W dyskusji publicznej pojawiają się zarzuty w stosunku do konwencji stambulskiej. Jako rząd podzielamy częściowo te obawy - powiedział premier Mateusz Morawiecki. Poinformował, że zdecydował o skierowaniu do Trybunału Konstytucyjnego wniosku o zbadanie zgodności konwencji antyprzemocowej z ustawą zasadniczą.
Premier zabrał głos w czwartek przed południem na konferencji prasowej. - W dyskusji publicznej wiele osób formułuje zarzuty w stosunku do konwencji stambulskiej, że godzi ona w nasz porządek prawny, że ma ideologiczne podłoże, niewłaściwie definiuje realne źródła przemocy wobec kobiet i nie dostarcza skutecznych narzędzi do walki z przemocą domową - mówił.
Jego zdaniem "nad takimi wątpliwościami nie wolno przejść do porządku dziennego i trzeba je we właściwy sposób zaadresować".
- Jako rząd podzielamy częściowo te obawy i mamy prawo sądzić, że dokument może być niezgodny z konstytucją w zakresie między innymi bezstronności państwa w sprawach światopoglądowych oraz prawa rodziców do wychowywania dzieci w zgodzie z własnym sumieniem - powiedział.
Poinformował, że zdecydował o skierowaniu do Trybunału Konstytucyjnego wniosku o zbadanie zgodności konwencji stambulskiej z konstytucją.
"Wierzę, że procedura kontroli konstytucyjności raz na zawsze przetnie ten spór"
- Nasza konstytucja zawiera szereg wartości, które trzeba chronić, które są podstawą naszej wspólnoty politycznej, narodowej, społecznej - powiedział Morawiecki na briefingu prasowym.

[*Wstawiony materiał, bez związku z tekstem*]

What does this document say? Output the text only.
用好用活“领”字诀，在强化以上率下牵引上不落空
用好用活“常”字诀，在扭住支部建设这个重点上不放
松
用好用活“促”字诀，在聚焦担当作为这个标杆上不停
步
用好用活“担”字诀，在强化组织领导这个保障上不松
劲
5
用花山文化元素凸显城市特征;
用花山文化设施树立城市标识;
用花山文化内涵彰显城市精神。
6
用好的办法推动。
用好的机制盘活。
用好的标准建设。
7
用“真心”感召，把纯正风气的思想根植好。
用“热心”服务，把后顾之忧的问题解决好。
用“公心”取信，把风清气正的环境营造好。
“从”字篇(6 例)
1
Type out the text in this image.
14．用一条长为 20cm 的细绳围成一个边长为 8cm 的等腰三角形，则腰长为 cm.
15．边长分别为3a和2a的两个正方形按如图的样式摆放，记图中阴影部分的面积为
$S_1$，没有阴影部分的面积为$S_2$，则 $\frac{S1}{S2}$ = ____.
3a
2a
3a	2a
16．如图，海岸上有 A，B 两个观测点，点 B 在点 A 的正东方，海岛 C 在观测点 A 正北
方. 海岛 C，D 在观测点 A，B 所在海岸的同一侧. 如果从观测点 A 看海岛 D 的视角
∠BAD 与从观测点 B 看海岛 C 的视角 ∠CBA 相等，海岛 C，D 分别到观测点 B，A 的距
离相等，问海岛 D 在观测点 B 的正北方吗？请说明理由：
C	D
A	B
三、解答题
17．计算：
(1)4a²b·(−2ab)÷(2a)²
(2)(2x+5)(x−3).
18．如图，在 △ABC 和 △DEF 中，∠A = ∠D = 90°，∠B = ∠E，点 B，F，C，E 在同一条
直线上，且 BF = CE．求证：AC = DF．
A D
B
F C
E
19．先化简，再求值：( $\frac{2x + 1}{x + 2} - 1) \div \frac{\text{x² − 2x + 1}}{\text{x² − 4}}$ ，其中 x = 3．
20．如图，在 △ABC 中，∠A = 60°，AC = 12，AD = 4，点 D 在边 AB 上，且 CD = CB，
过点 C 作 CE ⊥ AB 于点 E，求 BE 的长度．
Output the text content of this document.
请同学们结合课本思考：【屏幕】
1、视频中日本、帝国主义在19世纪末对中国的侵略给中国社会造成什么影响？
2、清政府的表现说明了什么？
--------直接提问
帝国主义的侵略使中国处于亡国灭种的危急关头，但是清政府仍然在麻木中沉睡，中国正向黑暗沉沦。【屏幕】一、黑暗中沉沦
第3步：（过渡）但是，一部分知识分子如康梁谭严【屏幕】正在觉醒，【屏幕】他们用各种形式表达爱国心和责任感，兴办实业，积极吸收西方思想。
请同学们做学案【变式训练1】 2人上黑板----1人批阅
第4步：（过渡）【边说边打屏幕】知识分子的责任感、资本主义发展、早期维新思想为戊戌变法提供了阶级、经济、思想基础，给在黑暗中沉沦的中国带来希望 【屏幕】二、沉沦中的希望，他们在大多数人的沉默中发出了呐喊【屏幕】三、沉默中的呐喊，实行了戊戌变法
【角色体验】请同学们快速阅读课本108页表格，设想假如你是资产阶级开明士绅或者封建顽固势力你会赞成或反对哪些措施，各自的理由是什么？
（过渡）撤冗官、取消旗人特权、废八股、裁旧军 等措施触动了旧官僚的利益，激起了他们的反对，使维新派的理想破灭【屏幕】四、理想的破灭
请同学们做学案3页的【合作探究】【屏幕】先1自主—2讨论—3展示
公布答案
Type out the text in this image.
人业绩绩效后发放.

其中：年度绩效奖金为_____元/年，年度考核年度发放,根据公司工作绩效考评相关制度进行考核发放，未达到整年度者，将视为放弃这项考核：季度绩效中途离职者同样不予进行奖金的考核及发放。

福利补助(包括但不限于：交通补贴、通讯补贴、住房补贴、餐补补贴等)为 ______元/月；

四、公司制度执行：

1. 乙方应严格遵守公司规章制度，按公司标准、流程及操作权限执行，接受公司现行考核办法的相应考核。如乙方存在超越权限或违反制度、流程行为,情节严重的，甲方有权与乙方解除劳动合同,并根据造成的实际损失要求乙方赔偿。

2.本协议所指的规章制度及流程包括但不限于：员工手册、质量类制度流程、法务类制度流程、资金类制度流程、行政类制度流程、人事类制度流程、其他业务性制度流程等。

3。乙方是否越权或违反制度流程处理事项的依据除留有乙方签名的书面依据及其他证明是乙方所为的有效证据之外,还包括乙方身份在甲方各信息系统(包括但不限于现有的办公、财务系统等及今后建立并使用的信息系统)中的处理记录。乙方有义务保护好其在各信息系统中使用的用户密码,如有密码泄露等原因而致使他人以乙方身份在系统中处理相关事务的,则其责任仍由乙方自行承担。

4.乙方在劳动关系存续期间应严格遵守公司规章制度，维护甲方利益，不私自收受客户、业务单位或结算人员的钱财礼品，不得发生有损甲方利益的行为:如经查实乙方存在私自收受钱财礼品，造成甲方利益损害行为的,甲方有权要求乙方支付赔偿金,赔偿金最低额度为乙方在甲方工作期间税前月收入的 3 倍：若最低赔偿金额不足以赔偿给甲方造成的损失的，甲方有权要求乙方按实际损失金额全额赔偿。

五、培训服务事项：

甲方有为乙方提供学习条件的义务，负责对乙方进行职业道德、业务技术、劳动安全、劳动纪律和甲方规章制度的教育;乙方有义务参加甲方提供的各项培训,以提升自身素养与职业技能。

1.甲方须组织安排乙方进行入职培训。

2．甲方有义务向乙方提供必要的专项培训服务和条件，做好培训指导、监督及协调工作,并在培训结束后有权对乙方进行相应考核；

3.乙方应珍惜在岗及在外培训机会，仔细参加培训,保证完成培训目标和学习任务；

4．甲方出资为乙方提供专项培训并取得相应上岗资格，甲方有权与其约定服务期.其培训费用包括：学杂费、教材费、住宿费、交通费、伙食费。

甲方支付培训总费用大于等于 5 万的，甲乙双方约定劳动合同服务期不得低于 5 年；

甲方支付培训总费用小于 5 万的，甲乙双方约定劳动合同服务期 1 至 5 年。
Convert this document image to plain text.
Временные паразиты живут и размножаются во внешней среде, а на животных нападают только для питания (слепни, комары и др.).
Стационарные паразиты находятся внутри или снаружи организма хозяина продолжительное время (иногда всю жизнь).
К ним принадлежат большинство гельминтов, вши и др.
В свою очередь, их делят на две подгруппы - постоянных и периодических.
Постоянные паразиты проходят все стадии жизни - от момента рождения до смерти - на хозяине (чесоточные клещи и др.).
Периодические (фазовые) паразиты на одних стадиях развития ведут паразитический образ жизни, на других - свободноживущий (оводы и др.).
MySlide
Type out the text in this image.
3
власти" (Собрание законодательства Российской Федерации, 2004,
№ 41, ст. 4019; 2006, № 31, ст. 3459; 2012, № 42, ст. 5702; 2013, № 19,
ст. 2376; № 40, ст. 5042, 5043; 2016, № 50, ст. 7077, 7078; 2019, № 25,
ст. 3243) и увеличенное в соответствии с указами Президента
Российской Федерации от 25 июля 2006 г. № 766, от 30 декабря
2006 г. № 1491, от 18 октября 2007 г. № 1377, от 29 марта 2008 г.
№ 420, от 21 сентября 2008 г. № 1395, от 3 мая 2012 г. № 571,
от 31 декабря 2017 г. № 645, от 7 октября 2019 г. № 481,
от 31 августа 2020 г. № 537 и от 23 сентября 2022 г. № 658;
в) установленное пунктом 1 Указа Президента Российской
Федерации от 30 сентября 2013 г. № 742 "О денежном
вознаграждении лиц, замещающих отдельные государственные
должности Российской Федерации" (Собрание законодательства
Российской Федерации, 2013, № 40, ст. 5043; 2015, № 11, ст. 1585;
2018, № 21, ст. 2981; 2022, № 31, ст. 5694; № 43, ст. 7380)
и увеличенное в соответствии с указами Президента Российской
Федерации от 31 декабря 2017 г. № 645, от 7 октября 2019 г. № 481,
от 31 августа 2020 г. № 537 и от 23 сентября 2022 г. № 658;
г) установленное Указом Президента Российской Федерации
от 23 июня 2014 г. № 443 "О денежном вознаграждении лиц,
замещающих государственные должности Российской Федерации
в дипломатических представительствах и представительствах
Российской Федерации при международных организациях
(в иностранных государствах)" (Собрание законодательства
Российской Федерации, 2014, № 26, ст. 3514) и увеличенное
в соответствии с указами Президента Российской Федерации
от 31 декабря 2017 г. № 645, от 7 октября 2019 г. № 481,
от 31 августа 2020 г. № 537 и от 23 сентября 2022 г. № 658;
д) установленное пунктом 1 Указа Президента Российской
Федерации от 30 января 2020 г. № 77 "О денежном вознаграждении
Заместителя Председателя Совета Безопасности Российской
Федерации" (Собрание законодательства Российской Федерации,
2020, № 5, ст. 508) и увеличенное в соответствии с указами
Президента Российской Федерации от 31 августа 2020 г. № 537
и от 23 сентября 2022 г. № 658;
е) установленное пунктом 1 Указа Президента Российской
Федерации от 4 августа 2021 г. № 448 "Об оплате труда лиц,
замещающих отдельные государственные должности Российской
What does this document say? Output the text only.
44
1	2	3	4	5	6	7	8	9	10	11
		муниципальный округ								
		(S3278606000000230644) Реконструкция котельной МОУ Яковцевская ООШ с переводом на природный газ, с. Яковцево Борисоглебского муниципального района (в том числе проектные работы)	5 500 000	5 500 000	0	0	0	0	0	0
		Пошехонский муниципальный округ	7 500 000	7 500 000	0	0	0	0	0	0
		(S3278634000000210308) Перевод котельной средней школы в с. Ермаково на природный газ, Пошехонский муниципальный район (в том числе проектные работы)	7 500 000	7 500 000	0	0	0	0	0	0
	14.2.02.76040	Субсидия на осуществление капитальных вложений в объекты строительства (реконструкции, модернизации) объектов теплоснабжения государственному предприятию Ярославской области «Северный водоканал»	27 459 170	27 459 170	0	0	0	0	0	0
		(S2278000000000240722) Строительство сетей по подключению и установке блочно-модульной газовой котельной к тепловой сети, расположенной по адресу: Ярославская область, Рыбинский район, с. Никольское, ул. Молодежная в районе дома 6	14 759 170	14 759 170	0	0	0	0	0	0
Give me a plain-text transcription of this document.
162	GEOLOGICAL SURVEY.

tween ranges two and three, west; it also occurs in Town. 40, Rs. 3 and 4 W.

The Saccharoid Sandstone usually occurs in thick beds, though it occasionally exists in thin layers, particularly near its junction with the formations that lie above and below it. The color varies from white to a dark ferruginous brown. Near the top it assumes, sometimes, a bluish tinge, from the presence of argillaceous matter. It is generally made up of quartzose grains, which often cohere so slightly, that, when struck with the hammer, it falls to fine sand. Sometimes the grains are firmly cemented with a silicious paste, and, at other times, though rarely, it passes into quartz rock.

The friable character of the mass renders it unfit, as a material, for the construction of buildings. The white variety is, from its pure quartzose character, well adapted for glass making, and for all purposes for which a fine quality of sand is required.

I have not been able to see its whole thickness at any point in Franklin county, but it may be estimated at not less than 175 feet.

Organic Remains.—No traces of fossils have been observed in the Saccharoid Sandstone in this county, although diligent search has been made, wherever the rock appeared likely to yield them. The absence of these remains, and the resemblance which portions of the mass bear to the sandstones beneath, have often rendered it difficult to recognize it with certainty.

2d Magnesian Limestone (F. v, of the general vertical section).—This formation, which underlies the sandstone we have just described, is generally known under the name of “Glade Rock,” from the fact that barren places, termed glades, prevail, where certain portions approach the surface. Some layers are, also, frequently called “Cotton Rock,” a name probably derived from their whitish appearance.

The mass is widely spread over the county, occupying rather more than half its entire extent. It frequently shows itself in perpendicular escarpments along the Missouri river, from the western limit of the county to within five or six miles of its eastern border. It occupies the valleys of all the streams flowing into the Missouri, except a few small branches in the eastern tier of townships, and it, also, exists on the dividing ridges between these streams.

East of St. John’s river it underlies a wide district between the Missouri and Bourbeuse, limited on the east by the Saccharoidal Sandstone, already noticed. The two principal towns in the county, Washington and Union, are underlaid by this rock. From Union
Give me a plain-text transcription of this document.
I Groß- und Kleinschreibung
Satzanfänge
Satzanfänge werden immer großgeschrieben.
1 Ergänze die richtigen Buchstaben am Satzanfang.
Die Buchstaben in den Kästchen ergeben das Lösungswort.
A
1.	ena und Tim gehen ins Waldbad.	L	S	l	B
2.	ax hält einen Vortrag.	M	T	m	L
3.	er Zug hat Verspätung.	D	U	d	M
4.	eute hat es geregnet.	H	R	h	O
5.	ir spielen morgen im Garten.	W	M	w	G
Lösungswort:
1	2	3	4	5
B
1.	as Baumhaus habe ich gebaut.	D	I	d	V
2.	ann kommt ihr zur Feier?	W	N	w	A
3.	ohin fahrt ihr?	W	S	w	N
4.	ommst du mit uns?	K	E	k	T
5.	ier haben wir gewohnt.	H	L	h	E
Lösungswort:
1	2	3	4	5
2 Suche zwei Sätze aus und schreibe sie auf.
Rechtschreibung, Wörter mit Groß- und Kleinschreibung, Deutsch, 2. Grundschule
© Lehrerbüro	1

Jak dodał, wierzy, że "procedura kontroli konstytucyjności raz na zawsze przetnie ten spór na podstawie naszych wspólnych wartości zapisanych w konstytucji".
- W moim wniosku do Trybunał Konstytucyjnego zawiera się pytanie dotyczące właściwego interpretowania, przetłumaczenia słowa "gender", które zostało przetłumaczone na język polski jako płeć społeczno-kulturowa. I jeśli to jest źródłem pewnych niepokojów, to tę sprawę warto wyjaśnić, ale to nie tylko ta kwestia - przekazał premier.
Morawiecki stwierdził, że ochrona przed przemocą i pomoc ofiarom przemocy nie może być w pełni skuteczna, "jeśli zamiast realnych recept na realne źródła przemocy, wybiera się ideologię". - A takie ryzyko zachodzi w przypadku wspomnianej konwencji stambulskiej - ocenił premier. - W rozwiązaniach antyprzemocowych może być wzięty pod uwagę tylko jeden jedyny interes i jest brany (pod uwagę) jeden jedyny interes: to jest interes potencjalnych ofiar przemocy - podkreślił Morawiecki.
Dodał, że chce "bardzo głośno zaprotestować przeciwko manipulacjom, które imputują, że jakikolwiek ruch związany z konwencją stambulską oznacza przyzwolenie na przemoc".
Różne zadania i działania
Szef rządu przekonywał, że jest wiele osób, które zastanawiają się nad różnymi "ideologicznymi uwarunkowaniami związanymi z tą konwencją". Inni zastanawiają się - mówił dalej - czy ewentualne wypowiedzenie tej konwencji nie wiązałoby się z osłabieniem "całego naszego arsenału działań przeciwko przemocy, czyli ochronie tych najsłabszych, głównie kobiet, dzieci przed przemocą domową".
- Nasz rząd, rząd Zjednoczonej Prawicy z całą mocą realizuje różne zadania i działania, które mają właśnie służyć zapobieganiu przemocy domowej, ale także w przypadku kiedy ona wystąpi, mają wspierać ofiary przemocy - zapewniał.
Morawiecki wskazał, że rząd wdrożył ustawę antyprzemocową i znacząco rozszerzył sieć placówek pomocy ofiarom przemocy. - To sieć, z której korzystają dzisiaj w realny sposób dziesiątki, setki ludzi miesięcznie - zaznaczył.
Konwencja stambulska
Konwencja o zapobieganiu i zwalczaniu przemocy wobec kobiet i przemocy domowej (nazywana konwencją antyprzemocową lub konwencją stambulską) ma chronić kobiety przed wszelkimi formami przemocy oraz dyskryminacji. Dokument zakłada między innymi, że istnieje związek przemocy z nierównym traktowaniem oraz że przemoc nie może być usprawiedliwiana tradycją ani religią. Polska podpisała konwencję w grudniu 2012 roku, a ratyfikowała w 2015 roku.
Minister sprawiedliwości Zbigniew Ziobro skierował w poniedziałek do resortu rodziny wniosek o podjęcie prac nad wypowiedzeniem konwencji stambulskiej. Jego zdaniem w konwencji znajdują się zapisy "o charakterze ideologicznym", z którymi jego resort się nie zgadza.
Zapowiedź Ziobry wywołała krytykę opozycji, a także wielu organizacji społecznych. Na ulicach wielu polskich miast doszło też do protestów wobec planów resortu sprawiedliwości. Spotkały się one również z reakcją społeczności międzynarodowej.